Tech Support TimeSaver received a glowing review in MacUser magazine when it was first released. HyperActive Software is grateful to Jim for allowing us to use his creation as the basis for this tutorial.
Why we chose Tech Support TimeSaver
The stack was chosen not only because it will be a useful addition to anyone's stack collection, but because it contains many of the most common conversion issues that stack authors must address when moving a HyperCard stack to MetaCard, while still being small enough to keep this tutorial at a reasonable length. Another plus is that most of the scripts are short enough to allow users of the MetaCard Starter Kit to edit them. A third advantage is that certain features of the stack allow us to show how MetaCard will support not only native HyperCard behaviors, but improvements on those behaviors -- in this case, an About dialog box in its own window, efficient handling of timed events, use of palettes, and a few other things (see the Optimizing for MetaCard section.)

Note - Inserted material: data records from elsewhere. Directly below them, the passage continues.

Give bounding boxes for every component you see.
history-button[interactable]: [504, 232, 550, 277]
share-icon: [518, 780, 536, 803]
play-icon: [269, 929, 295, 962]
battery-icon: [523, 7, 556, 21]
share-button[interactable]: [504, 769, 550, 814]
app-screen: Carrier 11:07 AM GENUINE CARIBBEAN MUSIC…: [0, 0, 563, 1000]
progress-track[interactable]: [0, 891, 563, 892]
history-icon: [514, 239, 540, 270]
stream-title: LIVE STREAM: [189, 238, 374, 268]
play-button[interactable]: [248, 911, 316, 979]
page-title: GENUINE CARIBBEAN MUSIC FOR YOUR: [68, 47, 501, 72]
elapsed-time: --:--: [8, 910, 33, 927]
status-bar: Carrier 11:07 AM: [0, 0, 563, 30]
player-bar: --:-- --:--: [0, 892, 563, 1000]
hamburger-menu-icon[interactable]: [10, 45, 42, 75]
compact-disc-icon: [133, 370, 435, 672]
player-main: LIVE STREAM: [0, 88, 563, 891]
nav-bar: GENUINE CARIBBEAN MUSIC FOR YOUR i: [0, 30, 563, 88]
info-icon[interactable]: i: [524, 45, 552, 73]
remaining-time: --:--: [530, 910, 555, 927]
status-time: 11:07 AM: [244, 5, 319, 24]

Creating stand-alone databases
One thing this stack can not do is function as a stand-alone application. The Macintosh is the only operating system that allows applications to save data to themselves. MetaCard strives for complete cross-platform capability no matter which OS is used to create a stack, so MetaCard does not support saving data to a running stand-alone. The Tech Support TimeSaver stack is a database whose primary function is to store user-entered information. If it were compiled as a stand-alone application, that data would never be retained.
The usual method for creating MetaCard stand-alone databases is to compile a small stack such as an About box or splash screen as the application. The main database portion is saved as a separate stack on disk, which the stand-alone can open. This method is not difficult to implement, but is beyond the scope of this tutorial. However, running Tech Support TimeSaver under MetaCard is really no different than running it under a compiled custom stand-alone; in either case, a separate application engine is needed.
Please remember: Jim Stephenson has been kind enough to allow HyperActive Software to use his Tech Support TimeSaver stack as the basis for this tutorial. He owns the copyright and retains the right to distribute the stack and all its derivatives. The changes you make to Tech Support TimeSaver while working through this conversion tutorial are yours to use as you like, but you may not distribute your derivative stack to anyone else. You do have the right to send others the original, unaltered HyperCard stack and a link to this tutorial, so that they can create their own MetaCard derivatives.